Der Gang hatte links und rechts verschlossene Türen, hinter die ich vielleicht nie einen Blick werfen würde. Ich seufzte. Vor dem Spiegel kontrollierte ich mich, um vielleicht heute zu schaffen, was mir bis jetzt nicht gelungen war. Das Seufzen zeigte bloß, wie dieses Ziel in die Jahre gekommen war und sich dabei verwandelt hatte: Irgendwann war das ein Ort gewesen, den wir erreichen wollten. Später wurde das Ziel zum Horizont, und irgendwann schien es keinen Ausweg mehr zu geben. Wir taten weiterhin mit, weil wir mußten oder nicht anders konnten.

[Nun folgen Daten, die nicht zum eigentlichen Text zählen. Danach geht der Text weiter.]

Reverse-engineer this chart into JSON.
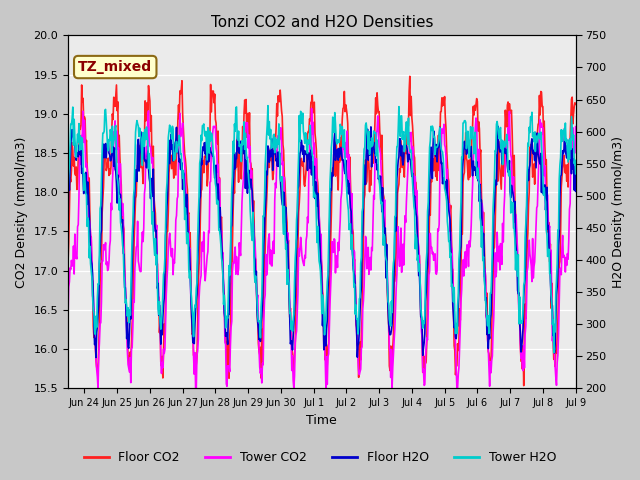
{
  "title": "Tonzi CO2 and H2O Densities",
  "xlabel": "Time",
  "ylabel_left": "CO2 Density (mmol/m3)",
  "ylabel_right": "H2O Density (mmol/m3)",
  "ylim_left": [
    15.5,
    20.0
  ],
  "ylim_right": [
    200,
    750
  ],
  "xtick_labels": [
    "Jun 24",
    "Jun 25",
    "Jun 26",
    "Jun 27",
    "Jun 28",
    "Jun 29",
    "Jun 30",
    "Jul 1",
    "Jul 2",
    "Jul 3",
    "Jul 4",
    "Jul 5",
    "Jul 6",
    "Jul 7",
    "Jul 8",
    "Jul 9"
  ],
  "annotation_text": "TZ_mixed",
  "annotation_color": "#8B0000",
  "annotation_bg": "#FFFFCC",
  "annotation_border": "#8B6914",
  "colors": {
    "floor_co2": "#FF2020",
    "tower_co2": "#FF00FF",
    "floor_h2o": "#0000CC",
    "tower_h2o": "#00CCCC"
  },
  "background_color": "#C8C8C8",
  "plot_bg": "#EBEBEB",
  "linewidth": 1.2,
  "yticks_left": [
    15.5,
    16.0,
    16.5,
    17.0,
    17.5,
    18.0,
    18.5,
    19.0,
    19.5,
    20.0
  ],
  "yticks_right": [
    200,
    250,
    300,
    350,
    400,
    450,
    500,
    550,
    600,
    650,
    700,
    750
  ]
}
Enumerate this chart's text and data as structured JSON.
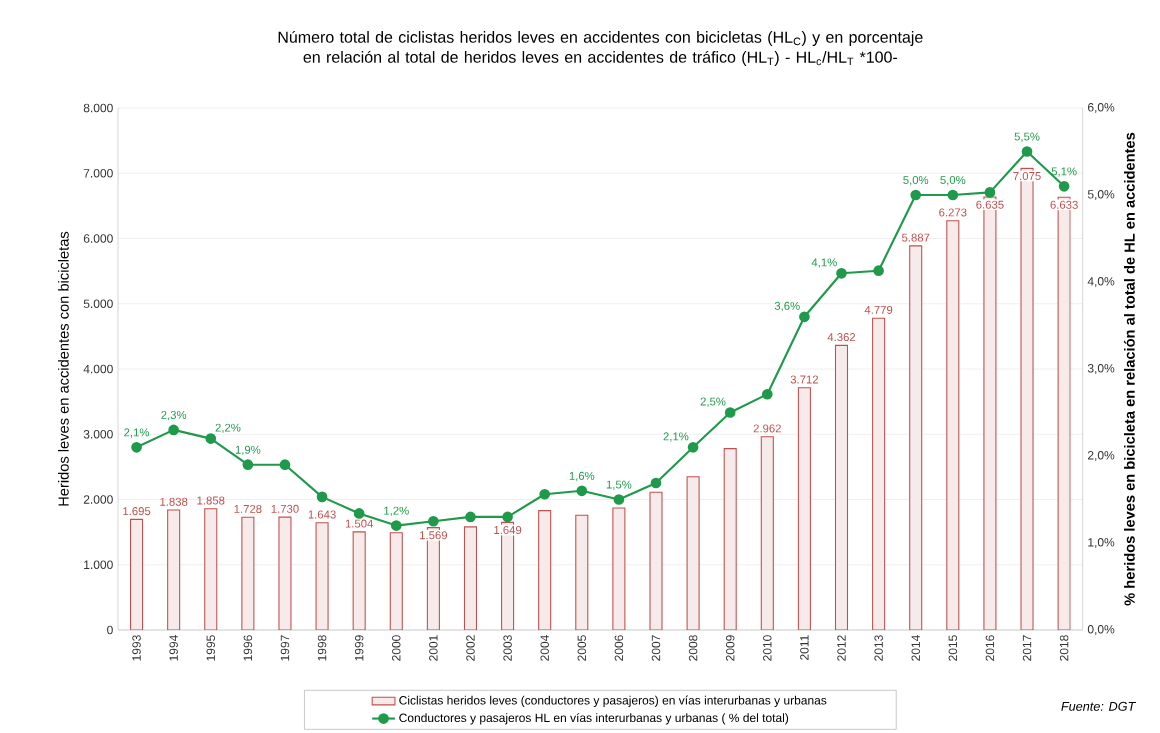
{
  "chart_data": {
    "type": "bar",
    "title": "Número total de ciclistas heridos leves en accidentes con bicicletas (HL$_{C}$) y en porcentaje en relación al total de heridos leves en accidentes de tráfico (HL$_{T}$) - HL$_{c}$/HL$_{T}$ *100-",
    "categories": [
      "1993",
      "1994",
      "1995",
      "1996",
      "1997",
      "1998",
      "1999",
      "2000",
      "2001",
      "2002",
      "2003",
      "2004",
      "2005",
      "2006",
      "2007",
      "2008",
      "2009",
      "2010",
      "2011",
      "2012",
      "2013",
      "2014",
      "2015",
      "2016",
      "2017",
      "2018"
    ],
    "series": [
      {
        "name": "Ciclistas heridos leves (conductores y pasajeros) en vías interurbanas y urbanas",
        "type": "bar",
        "color": "#c0504d",
        "values": [
          1695,
          1838,
          1858,
          1728,
          1730,
          1643,
          1504,
          1490,
          1569,
          1580,
          1649,
          1830,
          1760,
          1870,
          2110,
          2350,
          2780,
          2962,
          3712,
          4362,
          4779,
          5887,
          6273,
          6635,
          7075,
          6633
        ],
        "value_labels": [
          "1.695",
          "1.838",
          "1.858",
          "1.728",
          "1.730",
          "1.643",
          "1.504",
          null,
          "1.569",
          null,
          "1.649",
          null,
          null,
          null,
          null,
          null,
          null,
          "2.962",
          "3.712",
          "4.362",
          "4.779",
          "5.887",
          "6.273",
          "6.635",
          "7.075",
          "6.633"
        ]
      },
      {
        "name": "Conductores y pasajeros HL en vías interurbanas y urbanas ( % del total)",
        "type": "line",
        "axis": "y2",
        "marker": "circle",
        "color": "#1f9a4a",
        "values": [
          2.1,
          2.3,
          2.2,
          1.9,
          1.9,
          1.53,
          1.34,
          1.2,
          1.25,
          1.3,
          1.3,
          1.56,
          1.6,
          1.5,
          1.69,
          2.1,
          2.5,
          2.71,
          3.6,
          4.1,
          4.13,
          5.0,
          5.0,
          5.03,
          5.5,
          5.1
        ],
        "value_labels": [
          "2,1%",
          "2,3%",
          "2,2%",
          "1,9%",
          null,
          null,
          null,
          "1,2%",
          null,
          null,
          null,
          null,
          "1,6%",
          "1,5%",
          null,
          "2,1%",
          "2,5%",
          null,
          "3,6%",
          "4,1%",
          null,
          "5,0%",
          "5,0%",
          null,
          "5,5%",
          "5,1%"
        ]
      }
    ],
    "ylabel": "Heridos leves en accidentes con bicicletas",
    "y2label": "% heridos leves en bicicleta en relación al total de HL en accidentes",
    "ylim": [
      0,
      8000
    ],
    "yticks": [
      0,
      {
        "value": 1000,
        "label": "1.000"
      },
      {
        "value": 2000,
        "label": "2.000"
      },
      {
        "value": 3000,
        "label": "3.000"
      },
      {
        "value": 4000,
        "label": "4.000"
      },
      {
        "value": 5000,
        "label": "5.000"
      },
      {
        "value": 6000,
        "label": "6.000"
      },
      {
        "value": 7000,
        "label": "7.000"
      },
      {
        "value": 8000,
        "label": "8.000"
      }
    ],
    "y2lim": [
      0,
      6
    ],
    "y2ticks": [
      {
        "value": 0,
        "label": "0,0%"
      },
      {
        "value": 1,
        "label": "1,0%"
      },
      {
        "value": 2,
        "label": "2,0%"
      },
      {
        "value": 3,
        "label": "3,0%"
      },
      {
        "value": 4,
        "label": "4,0%"
      },
      {
        "value": 5,
        "label": "5,0%"
      },
      {
        "value": 6,
        "label": "6,0%"
      }
    ],
    "grid": "y",
    "legend": "bottom",
    "annotations": [
      "Fuente: DGT"
    ]
  }
}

Hinten der große Raum war wunderschön eingerichtet, was von gutem Geschmack zeugte, und erfüllt mit menschlichen Lauten, Musik und Gelächter, Gemurmel. Die Sybille stand, an eine antike Kiste gelehnt. Ein Kreis aus Schweigen umgab unsere ungekrönte Königin. Wie eine Königin sah die Sybille nicht aus, ihr zerbrechliches Lächeln: Wir boten ihr unseren Respekt, ohne viel Worte zu verlieren. Die Bekundungen unserer Zuwendung, waren wir Liebediener unter uns, betrafen ihre Brust unter dem weißen Pullover, die wir uns sanft gerundet dachten und samtweich, ihre Hüften und ihre Taille und ihre Beine. Ihre Lippen und ihre Augen und ihre Backenknochen, ihren Haarschopf und ihren Arsch. Die Brustspitzen, die sicher zart rosa waren und sich stolz jedem Luftzug entgegenreckten.

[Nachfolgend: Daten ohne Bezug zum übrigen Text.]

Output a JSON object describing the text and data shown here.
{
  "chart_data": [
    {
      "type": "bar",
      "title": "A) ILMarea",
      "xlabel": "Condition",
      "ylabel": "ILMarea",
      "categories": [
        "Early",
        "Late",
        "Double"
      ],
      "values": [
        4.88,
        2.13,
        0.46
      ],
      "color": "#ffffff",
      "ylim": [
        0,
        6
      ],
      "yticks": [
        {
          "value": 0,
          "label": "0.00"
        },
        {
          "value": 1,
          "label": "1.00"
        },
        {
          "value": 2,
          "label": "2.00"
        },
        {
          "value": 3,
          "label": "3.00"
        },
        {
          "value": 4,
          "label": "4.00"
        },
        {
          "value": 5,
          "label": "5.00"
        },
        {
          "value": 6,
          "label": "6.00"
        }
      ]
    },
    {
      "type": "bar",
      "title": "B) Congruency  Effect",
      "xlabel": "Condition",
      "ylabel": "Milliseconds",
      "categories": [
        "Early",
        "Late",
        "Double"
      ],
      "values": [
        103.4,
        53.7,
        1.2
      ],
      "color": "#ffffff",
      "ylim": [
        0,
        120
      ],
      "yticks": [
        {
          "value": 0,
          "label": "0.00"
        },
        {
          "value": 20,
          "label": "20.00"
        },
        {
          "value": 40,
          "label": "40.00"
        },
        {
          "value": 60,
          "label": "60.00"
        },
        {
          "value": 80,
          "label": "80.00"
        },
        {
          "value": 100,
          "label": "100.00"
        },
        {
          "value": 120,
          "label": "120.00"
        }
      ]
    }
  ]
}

Einmal gerieten wir in Versuchung, daß wir uns in all unserer Anbetung verbrüderten, und Maria war hübsch und drall und sanft. Sie näherte sich uns mit einem lockeren Schritt, leicht und beinahe schwebend, aller Figur zum Trotz. Wir hofften, daß sie unsere Schweißhände nicht sah, und versuchten vergeblich, ihr nicht auf die ausufernden Brüste zu starren. Sie stellte sich vor, und mit ihrer reibenden Stimme flüsterte sie Michael etwas zu, und ich konnte sehen, wie er unter dem steifen Hemd bebte vor Anspannung. Sein Ohr war dann blutigrot.
Er löste seine Hand aus der Erstarrung, schob sie sich instinktiv vor den Hosenschlitz und zog sie sofort wieder zurück. Ich konnte einen kurzen, interessierten Blick sehen hinter den niedergeschlagenen Wimpern, ein begehrliches Lächeln aus dem runden Gesicht, und ihr schnelles, hartes Schlucken.
Während sie einander auf die Tanzfläche zerrten, sah uns Michael flehend an. Verzeihung hatte er nicht zu erwarten, und Verschwiegenheit würde ihm nicht weiter helfen. Vielleicht hoffte er, daß wir ihn zurückhielten, bevor er zu weit ginge. Wir aber standen und gafften. Zu Sybille hinüber traute ich mir sowieso keinen Blick zu. Man erzählte mir später, sie hätte die Augenbraue gehoben wie im Erstaunen, sich aber gleich wieder abgewandt. In meinem Kopf sah ich es dann wie eine Doppelbelichtung und mußte die Augen schließen, und mußte den Schwindel abschütteln.
An das Gaffen erinnere ich mich genau. Ich erinnere mich genau, daß die Sybille später verschwand, und ihre Mädchen mit ihr, und wie nach und nach unser Hauptgespräch uns übermannte, und wie wir uns in ein abgelegenes, abgewetztes Wirtshaus zurückzogen, um schon auf dem Wege abermals die Hüften und Backenknochen zu beschwören und die hilfreichen Geister der Trunkenheit um uns zu scharen.
Ich erinnere mich, daß auf dem Weg einer lallte, wo eigentlich Michael war. Wir waren aber fröhlich in unserer gemeinsamen Aufregung, und erst, als wir sicher waren, daß wir sicher auf den schmierigen Holzbänken lümmelten, trauten wir uns allerlei Spekulation zu. Vielleicht waren die beiden geflohen, dem Bannkreis der Sybille entlaufen, um in einem weitbauchigen Schiff andere Länder zu sehen, andere Kontinente und fremde Völker.